第24話 『クソみたいなプライド』
10月下旬のある日。
登校前の俺は、いつものように顔を洗っていた。
タオルで顔を拭き、顔を上げると、
「うわっ!」
俺は飛び上がった。
鏡の中――俺のすぐ後ろに母さんが立っていたのだ。
「びっくりするじゃねぇか!」
「あら、ごめんなさいね」
母さんは口先だけの謝罪をした。
「……なんか用でもあんのか?」
「用ってほどではないけど、来月からの家賃は大丈夫かしら?」
数週間ぶりに口を利いたかと思えば、金のことかよ。
だが、この質問は想定内だ。
「ハッ、たかが5万だろ? なんなら今払ってやるよ」
「払えるならそれでいいのよ。家賃は該当月の月末に徴収します。銀行振込なら〝〇ガツブンヤチン〟と記載してちょうだいね。現金で手渡しをするなら、領収書を渡すわ。はい、これが私の銀行口座よ」
母さんは銀行口座などを書いたメモを手渡した。
相変わらず綺麗な字だな。
「用はそれだけか?」
「あら、ご不満かしら? それじゃ、少し世間話でもしましょうか?」
「ふん、いまさら母親面したいってか」
「冗談でしょ。あくまで同居人としてよ」
「ケッ。じゃあ、天気の話でもするか?」
「天気の話もいいけど、最近、あなた、妙に楽しそうね?」
「おかげさまでな。テメェは俺を追い詰めてぇんだろうが、お生憎だったな。バイトに高校生活に、毎日充実した日々を過ごしてるよ」
「ふーん。ご機嫌なのは、お昼を用意しなくなったことと、なにか関係があるのかと思ったわ」
「そ、それとこれとは関係ねぇよ!」
「あっそ。ところで、あなた、平日は、どこでバイトしてるの?」
「はぁ!? テメェに教えるわけねぇだろ!」
「あら、どうしてかしら?」
「どうせまた何かする気だろ!?」
「ふふふ、ずいぶん嫌われたものね。

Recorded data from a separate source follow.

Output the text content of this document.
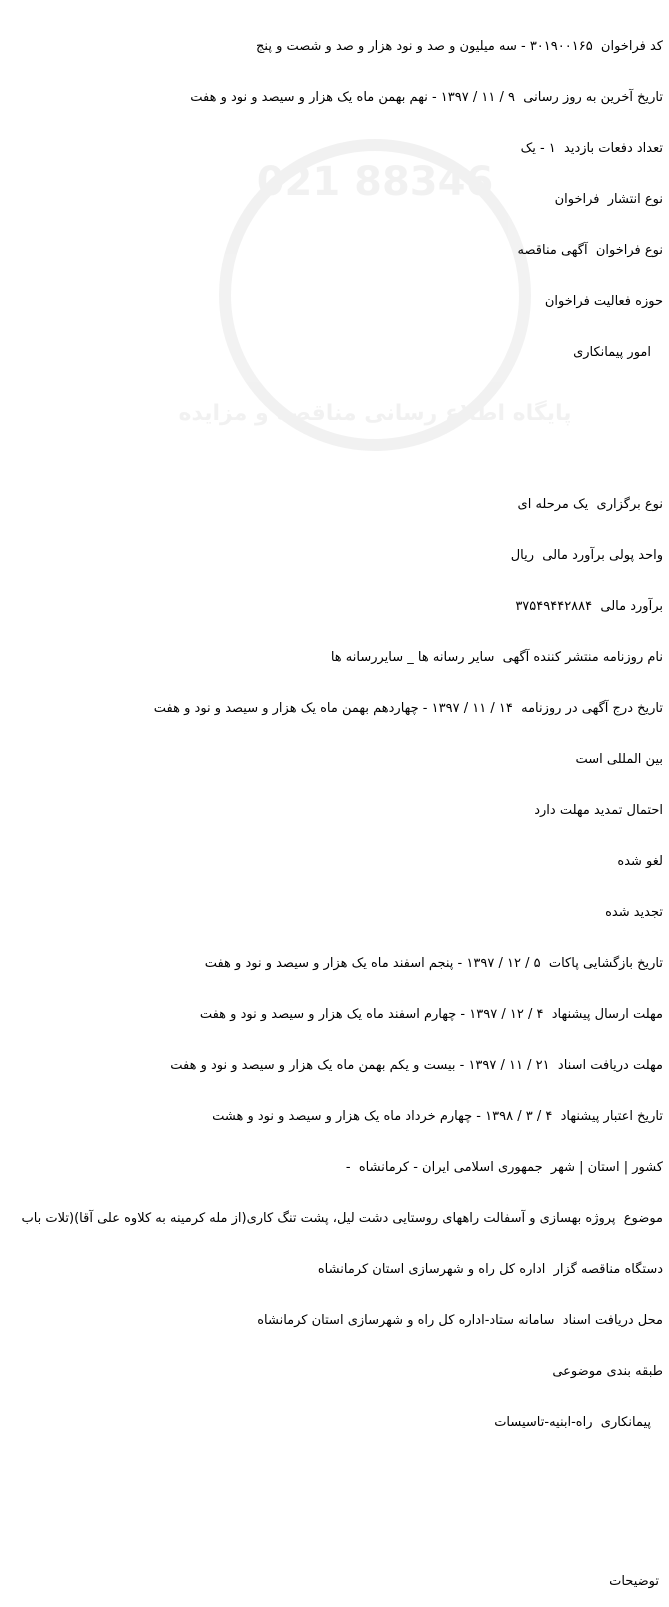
021 88346
پایگاه اطلاع رسانی مناقصه و مزایده

کد فراخوان  ۳۰۱۹۰۰۱۶۵ - سه میلیون و صد و نود هزار و صد و شصت و پنج

تاریخ آخرین به روز رسانی  ۹ / ۱۱ / ۱۳۹۷ - نهم بهمن ماه یک هزار و سیصد و نود و هفت

تعداد دفعات بازدید  ۱ - یک

نوع انتشار  فراخوان

نوع فراخوان  آگهی مناقصه

حوزه فعالیت فراخوان

امور پیمانکاری

نوع برگزاری  یک مرحله ای

واحد پولی برآورد مالی  ریال

برآورد مالی  ۳۷۵۴۹۴۴۲۸۸۴

نام روزنامه منتشر کننده آگهی  سایر رسانه ها _ سایررسانه ها

تاریخ درج آگهی در روزنامه  ۱۴ / ۱۱ / ۱۳۹۷ - چهاردهم بهمن ماه یک هزار و سیصد و نود و هفت

بین المللی است

احتمال تمدید مهلت دارد

لغو شده

تجدید شده

تاریخ بازگشایی پاکات  ۵ / ۱۲ / ۱۳۹۷ - پنجم اسفند ماه یک هزار و سیصد و نود و هفت

مهلت ارسال پیشنهاد  ۴ / ۱۲ / ۱۳۹۷ - چهارم اسفند ماه یک هزار و سیصد و نود و هفت

مهلت دریافت اسناد  ۲۱ / ۱۱ / ۱۳۹۷ - بیست و یکم بهمن ماه یک هزار و سیصد و نود و هفت

تاریخ اعتبار پیشنهاد  ۴ / ۳ / ۱۳۹۸ - چهارم خرداد ماه یک هزار و سیصد و نود و هشت

کشور | استان | شهر  جمهوری اسلامی ایران - کرمانشاه  -

موضوع  پروژه بهسازی و آسفالت راههای روستایی دشت لیل، پشت تنگ کاری(از مله کرمینه به کلاوه علی آقا)(تلات باب

دستگاه مناقصه گزار  اداره کل راه و شهرسازی استان کرمانشاه

محل دریافت اسناد  سامانه ستاد-اداره کل راه و شهرسازی استان کرمانشاه

طبقه بندی موضوعی

پیمانکاری  راه-ابنیه-تاسیسات

توضیحات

でも安心して頂戴。私はそんなに暇じゃないの」
「ぬかせ、クソババァ」
「ま、いいわ。せいぜいクビにならないように、がんばりなさいな」
そう言い残すと、母さんは洗面所から出ていった。
ドッと疲れた。
なんなんだ、いったい。
俺は手に持ったメモを握りつぶして、ゴミ箱に捨てようとした。
が、思いとどまって、財布の中にしまった。
家賃支払い時に顔を合わせたくないってときは、このメモが必要だからな。
そう思いながら、俺の顔は少し緩んでいた。
母さんから何か受け取ったのは、久しぶりだった。
俺はうれしかったんだ。
もらったものが、紙切れだったとしても。
今にして思えば、ずっと俺は、心の底で母さんのことを想ってたんだ。
なのに、素直に気持ちを伝えることができなかった。
クソみたいなプライドのせいで。
でも、信じていた。
いつか母さんに、わかってもらえるものだってな。
言葉にしなきゃ伝わるわけないのに、本当にバカだよ、俺ってやつは。